The play design, however, is strictly a run up the middle. This is strength on strength, meaning the offensive line, including the tight ends, need to surge up the middle and collide with the defensive line. They don't necessarily have to blow anyone off the line, but they have to be able to push someone to the side. That will allow the full back to go up the middle, clear out the proverbial garbage, and allow the running back to dive into the end zone.
It's all predicated on getting that surge, though, and opening the hole.
This is one second after the snap. As you can see, there is no surge. The interior offensive line is occupying space, and the defensive line is standing them up. This is still okay, as long as they can push someone to the side. But without the surge or the initial block, they fall to a distinct disadvantage.
By the time the running back gets the ball, this play is as good as dead. There's absolute carnage in the middle. There is maybe a hole up the right side, but it's about to be filled by a linebacker. There's maybe a hole on the left, but it's about to be filled by a different linebacker. The safety now becomes a factor because the fullback's disappeared into the line, meaning the deep tackler is free to engage the middle of the play and make the last possible stop.
There is absolutely nothing in the middle of the play, though.
The possible holes don't matter, though, because Tyler Rouse is never getting to that point.
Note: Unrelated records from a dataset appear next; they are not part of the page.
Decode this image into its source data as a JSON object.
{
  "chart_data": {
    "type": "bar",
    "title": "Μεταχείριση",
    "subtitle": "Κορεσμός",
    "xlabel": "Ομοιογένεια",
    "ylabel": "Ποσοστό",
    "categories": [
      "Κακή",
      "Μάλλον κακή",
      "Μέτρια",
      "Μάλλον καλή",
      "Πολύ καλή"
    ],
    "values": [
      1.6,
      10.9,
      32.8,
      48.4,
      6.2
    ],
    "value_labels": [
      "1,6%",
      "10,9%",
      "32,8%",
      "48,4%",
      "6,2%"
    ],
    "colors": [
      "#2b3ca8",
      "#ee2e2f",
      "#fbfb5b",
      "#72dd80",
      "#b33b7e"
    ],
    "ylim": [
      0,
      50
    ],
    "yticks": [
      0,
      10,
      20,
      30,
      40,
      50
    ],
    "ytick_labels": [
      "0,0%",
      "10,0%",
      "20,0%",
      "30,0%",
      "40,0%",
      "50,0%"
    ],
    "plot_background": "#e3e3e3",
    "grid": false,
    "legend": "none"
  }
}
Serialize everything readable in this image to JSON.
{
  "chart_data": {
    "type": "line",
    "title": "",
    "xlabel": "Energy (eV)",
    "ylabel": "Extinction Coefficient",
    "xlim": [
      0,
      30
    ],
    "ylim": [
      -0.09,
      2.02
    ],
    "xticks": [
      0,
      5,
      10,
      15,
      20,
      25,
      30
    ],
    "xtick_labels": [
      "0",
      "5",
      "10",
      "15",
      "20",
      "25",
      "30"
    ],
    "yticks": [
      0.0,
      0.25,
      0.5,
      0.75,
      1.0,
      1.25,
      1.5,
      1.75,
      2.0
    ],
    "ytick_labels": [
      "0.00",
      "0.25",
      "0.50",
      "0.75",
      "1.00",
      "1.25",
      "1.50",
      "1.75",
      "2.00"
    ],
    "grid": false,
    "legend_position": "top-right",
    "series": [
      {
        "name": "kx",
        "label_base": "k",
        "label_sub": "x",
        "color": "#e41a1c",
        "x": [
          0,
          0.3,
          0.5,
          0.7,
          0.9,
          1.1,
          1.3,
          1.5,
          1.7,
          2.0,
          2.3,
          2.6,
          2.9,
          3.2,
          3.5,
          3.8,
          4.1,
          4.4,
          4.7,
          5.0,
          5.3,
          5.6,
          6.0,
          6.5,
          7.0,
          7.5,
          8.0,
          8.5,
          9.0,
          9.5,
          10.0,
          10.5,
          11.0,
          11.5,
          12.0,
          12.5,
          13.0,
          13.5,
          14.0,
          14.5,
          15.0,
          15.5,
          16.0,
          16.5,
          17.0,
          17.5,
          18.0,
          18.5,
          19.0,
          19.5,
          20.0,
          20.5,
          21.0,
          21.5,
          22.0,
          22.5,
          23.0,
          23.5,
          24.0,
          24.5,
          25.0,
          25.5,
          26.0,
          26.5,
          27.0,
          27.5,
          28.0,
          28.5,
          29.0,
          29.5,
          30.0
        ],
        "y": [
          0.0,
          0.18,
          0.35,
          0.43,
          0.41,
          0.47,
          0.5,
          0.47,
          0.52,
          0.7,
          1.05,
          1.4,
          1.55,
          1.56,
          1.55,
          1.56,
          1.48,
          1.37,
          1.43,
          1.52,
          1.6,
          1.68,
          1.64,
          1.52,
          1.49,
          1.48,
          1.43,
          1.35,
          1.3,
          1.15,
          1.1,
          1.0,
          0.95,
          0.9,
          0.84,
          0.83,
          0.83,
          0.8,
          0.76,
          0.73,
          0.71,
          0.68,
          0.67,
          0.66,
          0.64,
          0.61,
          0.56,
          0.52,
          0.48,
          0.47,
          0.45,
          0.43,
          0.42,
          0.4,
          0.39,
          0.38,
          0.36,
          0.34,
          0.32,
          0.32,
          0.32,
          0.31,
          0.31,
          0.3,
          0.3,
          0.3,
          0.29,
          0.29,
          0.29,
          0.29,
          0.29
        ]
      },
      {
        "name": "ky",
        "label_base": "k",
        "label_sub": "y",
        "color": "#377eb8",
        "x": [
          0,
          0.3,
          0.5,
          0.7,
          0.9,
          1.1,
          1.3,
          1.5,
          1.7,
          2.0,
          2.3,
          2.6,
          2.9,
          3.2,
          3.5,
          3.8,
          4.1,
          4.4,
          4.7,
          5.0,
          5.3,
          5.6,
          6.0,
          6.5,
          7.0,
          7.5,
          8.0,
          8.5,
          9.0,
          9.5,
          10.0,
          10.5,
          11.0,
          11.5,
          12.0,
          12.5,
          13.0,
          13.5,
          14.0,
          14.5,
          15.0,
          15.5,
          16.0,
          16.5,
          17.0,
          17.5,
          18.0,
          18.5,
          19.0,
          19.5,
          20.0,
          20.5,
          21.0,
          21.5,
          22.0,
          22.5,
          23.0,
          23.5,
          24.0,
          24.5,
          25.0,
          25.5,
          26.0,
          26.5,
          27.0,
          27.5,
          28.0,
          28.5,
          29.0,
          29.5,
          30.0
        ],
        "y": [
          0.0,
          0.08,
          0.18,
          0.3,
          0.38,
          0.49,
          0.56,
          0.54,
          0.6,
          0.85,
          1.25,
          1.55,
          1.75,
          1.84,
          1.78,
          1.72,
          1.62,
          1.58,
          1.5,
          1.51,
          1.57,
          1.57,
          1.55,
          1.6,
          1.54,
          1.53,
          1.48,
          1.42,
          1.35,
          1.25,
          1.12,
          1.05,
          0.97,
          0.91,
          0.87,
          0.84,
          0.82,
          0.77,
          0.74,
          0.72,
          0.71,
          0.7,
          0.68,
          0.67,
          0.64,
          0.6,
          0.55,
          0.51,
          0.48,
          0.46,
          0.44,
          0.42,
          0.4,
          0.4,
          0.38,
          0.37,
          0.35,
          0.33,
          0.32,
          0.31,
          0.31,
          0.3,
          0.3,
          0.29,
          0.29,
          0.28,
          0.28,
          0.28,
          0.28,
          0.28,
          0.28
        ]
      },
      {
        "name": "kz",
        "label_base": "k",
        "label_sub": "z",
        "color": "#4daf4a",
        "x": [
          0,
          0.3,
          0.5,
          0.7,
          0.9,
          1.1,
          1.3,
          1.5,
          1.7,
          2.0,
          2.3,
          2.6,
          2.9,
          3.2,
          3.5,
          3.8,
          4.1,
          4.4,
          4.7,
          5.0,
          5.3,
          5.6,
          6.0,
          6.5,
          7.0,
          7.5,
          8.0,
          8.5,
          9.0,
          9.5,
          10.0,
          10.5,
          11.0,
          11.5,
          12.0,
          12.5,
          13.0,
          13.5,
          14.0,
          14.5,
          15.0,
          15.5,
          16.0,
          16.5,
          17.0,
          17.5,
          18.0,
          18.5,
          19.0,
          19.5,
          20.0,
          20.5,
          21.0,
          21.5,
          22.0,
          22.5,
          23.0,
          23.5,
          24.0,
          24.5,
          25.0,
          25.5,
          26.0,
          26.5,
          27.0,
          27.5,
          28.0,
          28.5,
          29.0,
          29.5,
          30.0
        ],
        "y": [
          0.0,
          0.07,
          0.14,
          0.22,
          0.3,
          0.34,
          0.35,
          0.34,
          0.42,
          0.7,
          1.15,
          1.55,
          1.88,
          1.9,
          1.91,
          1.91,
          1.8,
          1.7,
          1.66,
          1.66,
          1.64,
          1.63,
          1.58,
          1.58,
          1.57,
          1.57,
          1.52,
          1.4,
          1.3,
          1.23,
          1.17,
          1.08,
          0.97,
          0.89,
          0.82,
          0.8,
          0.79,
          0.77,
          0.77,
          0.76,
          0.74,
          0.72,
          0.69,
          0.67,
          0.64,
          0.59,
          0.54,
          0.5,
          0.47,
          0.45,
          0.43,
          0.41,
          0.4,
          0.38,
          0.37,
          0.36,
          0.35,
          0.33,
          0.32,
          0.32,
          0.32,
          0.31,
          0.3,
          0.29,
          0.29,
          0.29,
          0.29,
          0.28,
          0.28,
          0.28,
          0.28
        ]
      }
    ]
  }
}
Because the offensive line had zero surge and didn't hold any blocks, there are at least six Wake Forest defenders who are going to tackle him before he even gets to the goal line. On top of it all, he's running up the middle and slightly off right, which is the opposite side of the unbalanced line.
When you combine everything, think about what's about to happen. You have a hand off deep behind the line of scrimmage, but you have an offensive line that is blown off the one yard line and is about to get their running back blown up at the three or four yard line. Barry Sanders isn't scoring in that situation, let alone Tyler Rouse.
Tyler Rouse is in there somewhere, but there's no chance of a second effort because there are three white jerseys on the maroon mass at the one yard line. Still, that's somehow what he's able to do. He's able to break free and create a second effort despite having three white jerseys hanging on him. A couple of blockers come over to help push the pile, but it doesn't go anywhere.
It's important to note that Wake Forest wasn't actually going for a tackle there. They were making an attempt at the ball while holding up the ball carrier.
The entire sequence devolves as more people join the fray, but the clock continues to roll. As more Wake guys jump into the pile, they realize they can end the game because BC has no timeouts and need to clock the ball. Smith can't spike it, and the Eagles lose.
My biggest bone in this whole thing is the play call. On first down with 18 seconds left, you don't have to plow the line on the first try. Since BC clearly can't run a no-huddle two-minute drill, I'll never understand why they didn't clock the play and spike the ball on first down. Not only would they have had more time, but they probably would've had a couple of more options available.
I understand the hesitation to throw the ball with Smith under center, but this is a clear-cut example of over coaching. Steve Addazio and Todd Fitch outcoached themselves by not spiking the ball on first down at the one to set up a play, then running a run play up the middle behind mediocre to poor blocking was never going to work. In that situation, you need to be able to take more than one shot, and the coaching calls combined with poor execution to deny the team that right.